As a former LM, i'd like to point out adding a boom to the back end of a cargo aircraft isn't trivial. Assuming it's a two-piece door like the C-17 and C-130 (ramp and cargo door), yeah theoretically you could add it to the cargo door, which opens up and into the upper fuselage; but obviously you'd have to have the fuel lines, necessary hydraulics/control wires etc. attached via flexible lines to the door, and still have enough clearance for the door to retract up against roof of the aft fuselage. I can't speak to the -130, but on the -17 that's not a whole lot of clearance up there, and the door is already used for ramp toe, cargo gate bar, roller tray and centerline seat stowages, along with other small items like the engine core hydraulic hand pump (if Mx actually put it away where it goes, and hasn't been lazy and left it strapped down on the cargo floor somewhere), engine covers, etc. And once the door is open, how far does the boom attachment protrusion stick down? You've now lost a bunch of vertical clearance for pallets, or vehicles driving up and over the ramp crest (which is why mil cargo aircraft have upward-bulged rear fuselages, so tall items like an 18-wheeler trailer or a Chinook helicopter or whatever have upwards room to clear when going across the ramp crest).
The ramp, well on the -17 it's used as a loading and lifting surface (up to 40,000 lbs, and 4 pallet spots in Logistics bias, two in ADS), and there isn't much room to work with. The ramp is obviously intended to go down to the ground so if you somehow had a boom hanging off the bottom of it, it wouldn't be able to do that anymore, and even if it strictly went to horizontal for pallets only there still isn't a lot of clearance underneath, like 3 feet, plus you have the boom sticking out however far behind meaning a k-loader likely can't drive up to the back of the ramp for cargo transfer. Also you'd lose a point of ground egress as the ramp blowdown is somewhat negated now.
Underneath the belly, between the mains yeah I suppose that's a possibility, it's just a low ground clearance (2-3 feet) as cargo planes typically sit low so they can be unloaded at truck bed height, unless you want to do a bunch of hydraulic jackscrew variable-height bullshit like a C-5 and then wonder why the fucker breaks all the time.
The C-97 had a bomb-bay style cargo loading door at the aft fuselage, which looks like steep sketchy shit for loading vehicles, and for the KC-97s the boom pod and boom mount was a plug that went in, in lieu of those doors.
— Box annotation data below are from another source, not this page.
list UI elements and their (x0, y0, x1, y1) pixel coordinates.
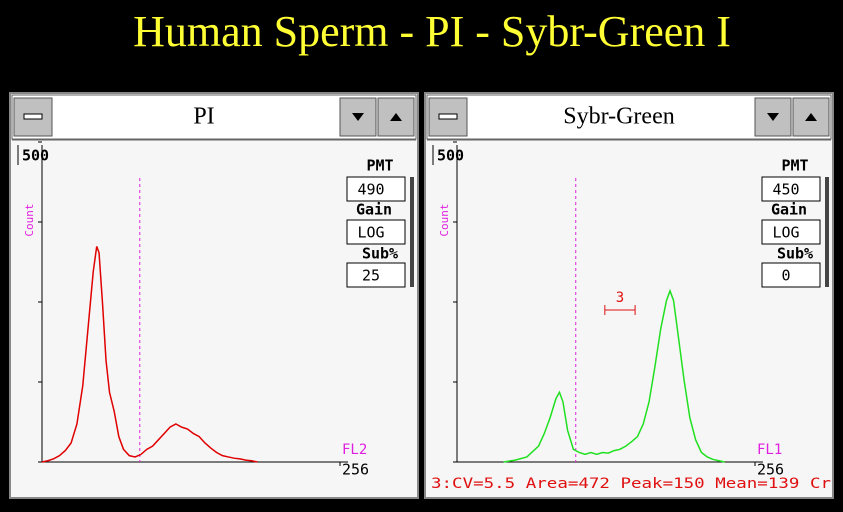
y-axis-label: Count (438, 203, 451, 236)
x-param: FL2 (342, 442, 367, 458)
y-axis-label: Count (23, 203, 36, 236)
pmt-value: 490 (357, 181, 384, 199)
sub-value: 25 (362, 267, 380, 285)
x-tick-label: 256 (342, 461, 369, 479)
x-param: FL1 (757, 442, 782, 458)
pmt-label: PMT (366, 157, 393, 175)
panel-edge (410, 177, 414, 287)
pmt-box[interactable] (346, 176, 406, 202)
page-title: Human Sperm - PI - Sybr-Green I (133, 7, 731, 56)
up-arrow (390, 113, 402, 121)
gain-box[interactable] (761, 219, 821, 245)
histogram-line (41, 246, 258, 463)
gain-value: LOG (772, 224, 799, 242)
region-label: 3 (616, 290, 624, 306)
gain-label: Gain (771, 201, 807, 219)
sub-box[interactable] (761, 262, 821, 288)
sub-label: Sub% (362, 245, 398, 263)
down-arrow (352, 113, 364, 121)
panel-edge (825, 177, 829, 287)
region-marker (604, 305, 636, 315)
pmt-value: 450 (772, 181, 799, 199)
status-line: 3:CV=5.5 Area=472 Peak=150 Mean=139 Cr (431, 476, 831, 492)
pmt-label: PMT (781, 157, 808, 175)
gain-box[interactable] (346, 219, 406, 245)
window-frame (424, 92, 834, 499)
sub-box[interactable] (346, 262, 406, 288)
window-title: Sybr-Green (563, 104, 674, 130)
up-arrow (805, 113, 817, 121)
x-tick-label: 256 (757, 461, 784, 479)
y-tick-label: 500 (437, 147, 464, 165)
sub-value: 0 (781, 267, 790, 285)
gain-value: LOG (357, 224, 384, 242)
window-frame (9, 92, 419, 499)
scroll-up-button[interactable] (792, 97, 830, 137)
histogram-line (503, 288, 725, 463)
window-title: PI (193, 104, 214, 130)
sub-label: Sub% (777, 245, 813, 263)
minimize-icon (438, 113, 458, 120)
minimize-icon (23, 113, 43, 120)
gain-label: Gain (356, 201, 392, 219)
pmt-box[interactable] (761, 176, 821, 202)
y-tick-label: 500 (22, 147, 49, 165)
down-arrow (767, 113, 779, 121)
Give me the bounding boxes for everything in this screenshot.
Point of all this is I'd imagine the -390 is really similar to the -17 and -130, and I think the A400M is as well. Mil airlift moved away from the 4-5 door system of petal and bulkhead doors like in the -141, FRED, An-124 and Il-76 for a reason (and it's not like those would help in this situation), and other than manufacturer's concept art I don't think anyone has ever really put a boom on the back of a mil airlifter. It's not a casual undertaking, and I think once you've done that it's kind of a one-way street, hard to imagine it still being an effective airlifter anymore even if it's a secondary ability.
Now that's all for the traditional boom grafted onto the aircraft approach. If you could have the whole tanker setup be a substantial palletized system, with the boom extending out through the cargo door/ramp opening and then down, and able to be entirely sucked back in to close those doors, that could work. But now you're depressurizing every time you give someone gas.